Monika Sadowska zabobonna nie jest, ale na maturę chciała zabrać swoją pluszową maskotkę. Chciała, bo już nie może. Centralna Komisja Egzaminacyjna zabroniła przynoszenia maskotek na maturę.
Zdziwienia nie kryje również Ania Owałka z I LO w Świdniku. - Jest mi przykro. Mam swojego Kaczorka, którego chciałam wziąć na egzamin. Żeby od czasu do czasu na niego spojrzeć i się wyluzować.
- Szkoda misia - dodaje jej koleżanka, Ela Kasprzak. - To był taki zwyczaj, a maskotki wspierały nas na duchu. I nikt z nas nie myślał, żeby misia faszerować ściągawkami.
A to jest właśnie główny powód zakazu. - Bo skąd te wszystkie podejrzenia o wnoszenie ściągawek i oglądanie misia przez 15 osób? - pyta Maria Magdziarz, dyrektor CKE.
- Na maturze ławka ma być pusta. A poza tym misie rozpraszają.
Ale nawet nauczyciele nie są zbyt zachwyceni pomysłem. - Dwumetrowy miś to może przesada, ale nie można zakładać, że wszyscy maturzyści to oszuści, którzy przemycają w maskotkach ściągawki - podkreśla Zbigniew Smutek, wicedyrektor I LO im. Staszica w Lublinie. - Nigdy nie rozpruwaliśmy maskotek, ale nie spotkałem się z próbą przemycenia w ten sposób jakichś ściągawek.
Lista rzeczy, których nie można wnosić, jest zresztą dłuższa. Zabronione są telefony komórkowe, mikrofony czy zestawy głośnomówiące. - Mieliśmy przypadek zdającego, który zamontował mikrofon w zegarku. Wpadł, bo się dziwnie zachowywał - dodaje Magdziarz.
Problemy będą też z kalkulatorami. Komisja dopuszcza jedynie proste modele. Takie, które nie rozwiązują równań. - Jestem w stanie odróżnić takie kalkulatory - twierdzi Janusz Krzywicki, wicedyrektor LO nr 1 w Chełmie.
- A my chyba będziemy musieli robić jakieś szybkie szkolenia dla nauczycieli - śmieje się Smutek.
Żeby wszystko było jasne, CKE opublikowała też szczegółową listę tego, co na maturę można przynieść. Można więc zabrać długopis. Ale tylko piszący na czarno. - Inne kolory odpadają ze względów technicznych. Po prostu skaner, który czyta prace, najlepiej "widzi” czarny kolor - tłumaczy Magdziarz.

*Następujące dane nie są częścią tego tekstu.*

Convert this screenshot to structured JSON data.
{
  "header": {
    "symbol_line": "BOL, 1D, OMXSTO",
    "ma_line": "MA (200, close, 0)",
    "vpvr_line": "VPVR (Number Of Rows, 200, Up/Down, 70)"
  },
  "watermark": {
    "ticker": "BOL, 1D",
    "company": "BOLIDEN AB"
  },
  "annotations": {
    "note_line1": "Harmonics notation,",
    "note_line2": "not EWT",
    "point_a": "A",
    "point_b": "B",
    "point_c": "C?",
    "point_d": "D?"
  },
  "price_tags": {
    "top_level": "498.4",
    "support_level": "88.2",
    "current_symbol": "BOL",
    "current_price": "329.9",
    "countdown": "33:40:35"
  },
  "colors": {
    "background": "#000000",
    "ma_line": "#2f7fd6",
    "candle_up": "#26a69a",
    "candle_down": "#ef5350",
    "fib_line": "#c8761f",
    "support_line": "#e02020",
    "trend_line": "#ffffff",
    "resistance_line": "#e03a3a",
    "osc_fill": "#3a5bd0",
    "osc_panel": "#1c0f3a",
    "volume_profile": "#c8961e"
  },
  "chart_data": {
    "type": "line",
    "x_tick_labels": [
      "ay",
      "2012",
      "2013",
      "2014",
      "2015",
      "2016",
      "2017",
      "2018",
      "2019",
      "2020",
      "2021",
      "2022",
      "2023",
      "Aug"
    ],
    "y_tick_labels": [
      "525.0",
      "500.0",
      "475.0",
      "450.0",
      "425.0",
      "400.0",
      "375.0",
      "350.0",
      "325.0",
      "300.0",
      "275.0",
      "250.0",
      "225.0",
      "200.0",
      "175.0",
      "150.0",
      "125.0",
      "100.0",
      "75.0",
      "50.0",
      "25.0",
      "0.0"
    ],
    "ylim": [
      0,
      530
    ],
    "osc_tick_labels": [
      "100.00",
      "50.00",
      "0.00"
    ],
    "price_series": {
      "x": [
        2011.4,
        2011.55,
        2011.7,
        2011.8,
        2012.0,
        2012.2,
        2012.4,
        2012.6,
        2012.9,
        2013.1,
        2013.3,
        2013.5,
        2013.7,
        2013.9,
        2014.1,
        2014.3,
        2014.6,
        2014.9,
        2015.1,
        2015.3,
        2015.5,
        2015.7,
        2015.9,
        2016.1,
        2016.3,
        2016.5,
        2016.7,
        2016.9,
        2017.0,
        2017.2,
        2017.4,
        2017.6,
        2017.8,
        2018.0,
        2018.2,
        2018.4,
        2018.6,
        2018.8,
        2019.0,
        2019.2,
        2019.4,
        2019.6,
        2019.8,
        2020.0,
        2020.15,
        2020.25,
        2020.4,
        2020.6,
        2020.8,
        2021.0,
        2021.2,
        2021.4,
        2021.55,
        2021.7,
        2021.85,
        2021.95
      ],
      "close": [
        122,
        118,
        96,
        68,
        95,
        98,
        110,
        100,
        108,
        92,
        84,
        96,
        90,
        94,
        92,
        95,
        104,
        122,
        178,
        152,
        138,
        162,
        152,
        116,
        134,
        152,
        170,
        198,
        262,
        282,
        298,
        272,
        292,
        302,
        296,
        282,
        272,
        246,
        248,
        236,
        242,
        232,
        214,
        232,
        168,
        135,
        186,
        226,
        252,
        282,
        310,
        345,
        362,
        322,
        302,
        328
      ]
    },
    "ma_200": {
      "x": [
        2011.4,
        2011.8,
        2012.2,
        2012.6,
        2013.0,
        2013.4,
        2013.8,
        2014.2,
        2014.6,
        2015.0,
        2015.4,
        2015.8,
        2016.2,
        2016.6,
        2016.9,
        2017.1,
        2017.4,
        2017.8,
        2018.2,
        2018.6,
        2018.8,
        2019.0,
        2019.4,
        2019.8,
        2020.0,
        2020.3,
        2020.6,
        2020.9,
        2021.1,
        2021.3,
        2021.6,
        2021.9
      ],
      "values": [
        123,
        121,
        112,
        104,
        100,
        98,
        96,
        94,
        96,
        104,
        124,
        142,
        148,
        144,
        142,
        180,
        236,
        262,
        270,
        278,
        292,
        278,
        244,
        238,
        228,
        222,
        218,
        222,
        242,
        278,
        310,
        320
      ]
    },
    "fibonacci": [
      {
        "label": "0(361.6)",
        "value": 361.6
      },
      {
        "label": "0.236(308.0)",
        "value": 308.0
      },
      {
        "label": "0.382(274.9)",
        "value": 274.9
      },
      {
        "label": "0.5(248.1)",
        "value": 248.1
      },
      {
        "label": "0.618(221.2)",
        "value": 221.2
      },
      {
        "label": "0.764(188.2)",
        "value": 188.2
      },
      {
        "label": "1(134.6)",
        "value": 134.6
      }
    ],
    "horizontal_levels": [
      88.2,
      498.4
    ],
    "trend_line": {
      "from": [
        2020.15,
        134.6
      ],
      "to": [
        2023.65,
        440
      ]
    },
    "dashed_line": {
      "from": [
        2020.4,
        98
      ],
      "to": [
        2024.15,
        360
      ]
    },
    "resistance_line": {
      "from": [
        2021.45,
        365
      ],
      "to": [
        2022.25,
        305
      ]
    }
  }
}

W maturalnej sali nie będzie też żadnego jedzenia. Kanapki i picie muszą się znajdować w oddzielnej sali. A korzystać z nich będzie można tylko w czasie przerwy. - Pluszaków szkoda, ale ja na ściganie mam znacznie lepsze sposoby - mówi Tomek, tegoroczny maturzysta z VI LO w Lublinie. - Za 19,90 zł kupiłem specjalny cienkopis UV. Zrobię nim ściągawki, których gołym okiem nie widać. A w cienkopisie mam od razu specjalną lampę UV i w każdej chwili mogę wszystko przeczytać.